What is DeepSeek-R1-Distill-Llama-70B-AWQ?

This model is a 4-bit quantized version of DeepSeek-R1-Distill-Llama-70B, which was distilled from the powerful DeepSeek-R1 model. It represents a significant achievement in model compression while maintaining impressive performance across various benchmarks including mathematics, code generation, and reasoning tasks.

Implementation Details

The model uses AutoAWQ version 0.2.8 for quantization with specific configurations including zero_point enabled, q_group_size of 128, and 4-bit weight quantization using the GEMM version. This implementation allows for efficient deployment while preserving model capabilities.

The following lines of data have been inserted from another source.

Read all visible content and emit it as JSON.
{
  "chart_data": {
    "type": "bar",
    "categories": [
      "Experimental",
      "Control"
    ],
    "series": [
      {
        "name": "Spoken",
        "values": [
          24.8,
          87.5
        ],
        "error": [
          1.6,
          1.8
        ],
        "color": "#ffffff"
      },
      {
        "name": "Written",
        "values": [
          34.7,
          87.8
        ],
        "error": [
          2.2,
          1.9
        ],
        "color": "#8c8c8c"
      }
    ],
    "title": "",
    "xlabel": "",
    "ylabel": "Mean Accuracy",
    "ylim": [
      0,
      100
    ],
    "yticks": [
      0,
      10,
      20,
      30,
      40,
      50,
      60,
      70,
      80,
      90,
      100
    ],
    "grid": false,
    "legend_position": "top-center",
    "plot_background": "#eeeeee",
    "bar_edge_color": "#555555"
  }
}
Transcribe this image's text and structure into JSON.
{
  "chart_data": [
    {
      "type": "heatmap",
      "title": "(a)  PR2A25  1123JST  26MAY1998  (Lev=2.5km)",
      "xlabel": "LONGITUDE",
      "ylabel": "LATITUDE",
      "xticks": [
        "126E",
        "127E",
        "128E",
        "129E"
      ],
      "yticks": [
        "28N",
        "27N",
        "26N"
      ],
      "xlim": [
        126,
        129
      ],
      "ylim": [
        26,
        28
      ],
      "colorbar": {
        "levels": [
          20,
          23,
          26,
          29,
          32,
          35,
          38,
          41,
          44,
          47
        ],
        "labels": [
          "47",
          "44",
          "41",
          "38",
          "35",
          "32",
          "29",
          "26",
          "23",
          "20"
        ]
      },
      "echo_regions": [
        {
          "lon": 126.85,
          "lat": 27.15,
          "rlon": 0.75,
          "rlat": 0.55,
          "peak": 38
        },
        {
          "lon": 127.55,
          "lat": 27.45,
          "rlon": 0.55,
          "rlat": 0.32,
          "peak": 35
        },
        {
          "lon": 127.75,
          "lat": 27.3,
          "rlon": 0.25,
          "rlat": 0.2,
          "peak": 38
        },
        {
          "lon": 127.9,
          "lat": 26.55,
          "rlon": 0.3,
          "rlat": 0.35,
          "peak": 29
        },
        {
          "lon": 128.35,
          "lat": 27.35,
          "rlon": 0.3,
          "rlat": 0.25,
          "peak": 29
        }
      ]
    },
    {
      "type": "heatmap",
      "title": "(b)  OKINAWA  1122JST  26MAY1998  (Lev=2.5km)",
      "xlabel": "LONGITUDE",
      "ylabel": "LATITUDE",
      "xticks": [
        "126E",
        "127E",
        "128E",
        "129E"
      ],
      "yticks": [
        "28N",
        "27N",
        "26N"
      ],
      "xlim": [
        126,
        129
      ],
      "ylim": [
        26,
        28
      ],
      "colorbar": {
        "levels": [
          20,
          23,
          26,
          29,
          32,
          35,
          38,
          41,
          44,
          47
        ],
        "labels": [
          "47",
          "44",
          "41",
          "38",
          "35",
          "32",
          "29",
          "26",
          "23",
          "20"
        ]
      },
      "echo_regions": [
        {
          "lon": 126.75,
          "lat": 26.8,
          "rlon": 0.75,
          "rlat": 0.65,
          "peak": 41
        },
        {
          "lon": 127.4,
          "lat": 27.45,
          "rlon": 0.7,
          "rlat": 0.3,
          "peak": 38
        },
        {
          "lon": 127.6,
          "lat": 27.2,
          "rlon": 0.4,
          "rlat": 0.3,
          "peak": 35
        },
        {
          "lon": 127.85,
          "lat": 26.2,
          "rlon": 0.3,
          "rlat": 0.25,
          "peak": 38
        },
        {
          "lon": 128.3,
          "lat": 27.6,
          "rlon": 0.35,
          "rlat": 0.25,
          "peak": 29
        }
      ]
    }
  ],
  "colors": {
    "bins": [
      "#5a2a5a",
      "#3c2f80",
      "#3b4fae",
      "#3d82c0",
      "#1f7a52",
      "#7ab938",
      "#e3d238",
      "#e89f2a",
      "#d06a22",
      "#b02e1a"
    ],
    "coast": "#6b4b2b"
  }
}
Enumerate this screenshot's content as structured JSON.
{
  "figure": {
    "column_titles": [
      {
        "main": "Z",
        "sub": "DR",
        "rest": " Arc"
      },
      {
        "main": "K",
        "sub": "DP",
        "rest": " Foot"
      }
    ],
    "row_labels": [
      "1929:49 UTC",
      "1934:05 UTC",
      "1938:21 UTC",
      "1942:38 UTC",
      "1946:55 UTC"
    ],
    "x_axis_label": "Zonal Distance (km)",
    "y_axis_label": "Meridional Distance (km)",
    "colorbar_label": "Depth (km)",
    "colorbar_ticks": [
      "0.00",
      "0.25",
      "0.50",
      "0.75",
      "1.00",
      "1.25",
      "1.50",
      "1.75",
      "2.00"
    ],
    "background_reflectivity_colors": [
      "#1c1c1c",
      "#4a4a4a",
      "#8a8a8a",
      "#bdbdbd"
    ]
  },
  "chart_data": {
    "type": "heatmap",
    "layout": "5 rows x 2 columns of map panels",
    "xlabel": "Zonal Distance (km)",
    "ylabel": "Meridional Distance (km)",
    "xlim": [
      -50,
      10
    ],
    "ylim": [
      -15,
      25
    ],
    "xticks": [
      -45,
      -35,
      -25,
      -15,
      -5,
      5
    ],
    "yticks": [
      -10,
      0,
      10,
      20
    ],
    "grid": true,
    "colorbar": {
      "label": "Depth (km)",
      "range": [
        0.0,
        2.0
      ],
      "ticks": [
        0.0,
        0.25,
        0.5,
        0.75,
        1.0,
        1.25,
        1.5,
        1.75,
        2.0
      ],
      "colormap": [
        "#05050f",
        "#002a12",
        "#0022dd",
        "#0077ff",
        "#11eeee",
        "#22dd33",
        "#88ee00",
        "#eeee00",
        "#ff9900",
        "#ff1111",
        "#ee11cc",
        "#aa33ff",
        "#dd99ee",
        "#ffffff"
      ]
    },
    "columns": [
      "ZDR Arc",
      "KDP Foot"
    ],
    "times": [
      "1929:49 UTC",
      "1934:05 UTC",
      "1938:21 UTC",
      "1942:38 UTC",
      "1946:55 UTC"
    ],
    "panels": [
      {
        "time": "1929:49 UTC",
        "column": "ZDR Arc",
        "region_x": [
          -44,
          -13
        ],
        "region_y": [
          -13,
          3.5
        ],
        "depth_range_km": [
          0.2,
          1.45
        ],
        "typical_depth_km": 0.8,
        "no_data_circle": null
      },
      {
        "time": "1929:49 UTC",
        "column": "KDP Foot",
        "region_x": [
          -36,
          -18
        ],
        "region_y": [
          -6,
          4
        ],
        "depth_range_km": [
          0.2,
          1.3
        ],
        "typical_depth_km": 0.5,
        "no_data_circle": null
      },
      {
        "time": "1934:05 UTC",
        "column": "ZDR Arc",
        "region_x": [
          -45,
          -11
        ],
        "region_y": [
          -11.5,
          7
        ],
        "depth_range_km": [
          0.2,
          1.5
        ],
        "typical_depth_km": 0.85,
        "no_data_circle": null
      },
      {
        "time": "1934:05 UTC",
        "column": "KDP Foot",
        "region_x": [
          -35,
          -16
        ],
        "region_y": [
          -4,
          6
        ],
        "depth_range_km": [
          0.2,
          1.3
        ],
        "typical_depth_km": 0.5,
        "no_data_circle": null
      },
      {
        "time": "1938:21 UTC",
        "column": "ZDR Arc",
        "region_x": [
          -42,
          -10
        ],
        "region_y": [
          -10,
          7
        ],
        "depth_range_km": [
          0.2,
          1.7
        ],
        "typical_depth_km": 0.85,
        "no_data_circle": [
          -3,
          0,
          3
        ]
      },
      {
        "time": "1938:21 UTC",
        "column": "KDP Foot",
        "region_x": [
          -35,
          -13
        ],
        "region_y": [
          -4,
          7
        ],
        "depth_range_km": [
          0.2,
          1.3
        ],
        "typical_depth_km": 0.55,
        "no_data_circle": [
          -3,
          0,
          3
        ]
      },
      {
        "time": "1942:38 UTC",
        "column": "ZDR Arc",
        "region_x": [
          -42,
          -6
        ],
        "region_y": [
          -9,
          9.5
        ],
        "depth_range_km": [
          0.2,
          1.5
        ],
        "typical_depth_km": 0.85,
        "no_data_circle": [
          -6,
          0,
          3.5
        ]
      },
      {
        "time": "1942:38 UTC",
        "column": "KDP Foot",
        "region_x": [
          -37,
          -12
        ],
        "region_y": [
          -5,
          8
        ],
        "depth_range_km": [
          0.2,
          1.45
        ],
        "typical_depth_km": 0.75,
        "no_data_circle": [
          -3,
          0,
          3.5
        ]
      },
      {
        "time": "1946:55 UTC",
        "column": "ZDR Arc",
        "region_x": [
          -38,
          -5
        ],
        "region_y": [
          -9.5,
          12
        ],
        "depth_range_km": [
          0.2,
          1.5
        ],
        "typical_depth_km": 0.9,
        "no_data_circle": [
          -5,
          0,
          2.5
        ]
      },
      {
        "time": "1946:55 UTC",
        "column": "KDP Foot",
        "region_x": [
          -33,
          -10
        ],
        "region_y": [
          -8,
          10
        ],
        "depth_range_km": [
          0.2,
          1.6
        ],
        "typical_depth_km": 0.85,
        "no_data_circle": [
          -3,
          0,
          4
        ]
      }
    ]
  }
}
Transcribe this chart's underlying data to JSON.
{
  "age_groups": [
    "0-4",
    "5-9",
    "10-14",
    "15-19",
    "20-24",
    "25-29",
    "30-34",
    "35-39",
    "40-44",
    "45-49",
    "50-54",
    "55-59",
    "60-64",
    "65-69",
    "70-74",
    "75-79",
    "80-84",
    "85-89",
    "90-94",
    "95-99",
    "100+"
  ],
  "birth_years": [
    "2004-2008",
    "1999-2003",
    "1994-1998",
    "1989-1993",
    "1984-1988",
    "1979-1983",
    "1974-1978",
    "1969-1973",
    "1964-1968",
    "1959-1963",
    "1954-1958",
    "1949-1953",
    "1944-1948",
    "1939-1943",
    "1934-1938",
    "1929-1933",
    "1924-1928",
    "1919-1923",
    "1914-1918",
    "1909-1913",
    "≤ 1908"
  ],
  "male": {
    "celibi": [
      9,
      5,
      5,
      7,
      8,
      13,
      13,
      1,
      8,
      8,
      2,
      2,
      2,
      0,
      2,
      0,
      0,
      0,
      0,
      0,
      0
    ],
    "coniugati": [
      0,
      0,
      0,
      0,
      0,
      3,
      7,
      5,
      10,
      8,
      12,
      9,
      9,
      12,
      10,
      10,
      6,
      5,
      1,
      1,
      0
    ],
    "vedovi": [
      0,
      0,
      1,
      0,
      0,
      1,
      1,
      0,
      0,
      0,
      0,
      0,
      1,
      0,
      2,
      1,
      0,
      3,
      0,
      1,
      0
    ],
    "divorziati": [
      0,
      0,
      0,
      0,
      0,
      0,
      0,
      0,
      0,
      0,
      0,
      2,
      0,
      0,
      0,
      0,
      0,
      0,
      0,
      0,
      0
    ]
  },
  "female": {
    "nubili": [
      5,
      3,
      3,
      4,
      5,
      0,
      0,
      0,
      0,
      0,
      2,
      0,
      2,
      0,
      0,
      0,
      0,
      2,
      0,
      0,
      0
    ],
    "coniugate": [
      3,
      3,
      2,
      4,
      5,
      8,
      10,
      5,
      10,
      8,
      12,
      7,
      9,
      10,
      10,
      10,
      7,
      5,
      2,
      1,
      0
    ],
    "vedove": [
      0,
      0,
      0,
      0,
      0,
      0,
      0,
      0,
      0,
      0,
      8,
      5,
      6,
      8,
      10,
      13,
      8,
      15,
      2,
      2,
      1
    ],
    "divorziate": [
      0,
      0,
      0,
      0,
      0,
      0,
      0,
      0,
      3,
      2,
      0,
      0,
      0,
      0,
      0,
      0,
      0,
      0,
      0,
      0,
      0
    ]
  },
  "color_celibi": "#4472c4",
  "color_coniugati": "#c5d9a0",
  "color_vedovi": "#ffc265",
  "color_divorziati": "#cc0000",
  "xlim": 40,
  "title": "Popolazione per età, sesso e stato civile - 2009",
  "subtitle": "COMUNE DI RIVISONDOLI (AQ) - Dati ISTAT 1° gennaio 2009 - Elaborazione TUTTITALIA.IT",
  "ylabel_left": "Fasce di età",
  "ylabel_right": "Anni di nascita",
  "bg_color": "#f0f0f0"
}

Achieves 70.0 pass@1 on AIME 2024
Scores 94.5 pass@1 on MATH-500
Demonstrates 65.2 pass@1 on GPQA Diamond
Achieves 1633 rating on CodeForces

Core Capabilities

Advanced mathematical reasoning and problem-solving
Code generation and understanding
Complex reasoning tasks
Efficient deployment through 4-bit quantization

Frequently Asked Questions

Q: What makes this model unique?

This model combines the power of DeepSeek-R1's reasoning capabilities with efficient 4-bit quantization, making it practical for deployment while maintaining high performance on complex tasks.

Q: What are the recommended use cases?

The model excels in mathematical reasoning, coding tasks, and complex problem-solving scenarios. It's particularly well-suited for applications requiring advanced reasoning capabilities while operating under memory constraints.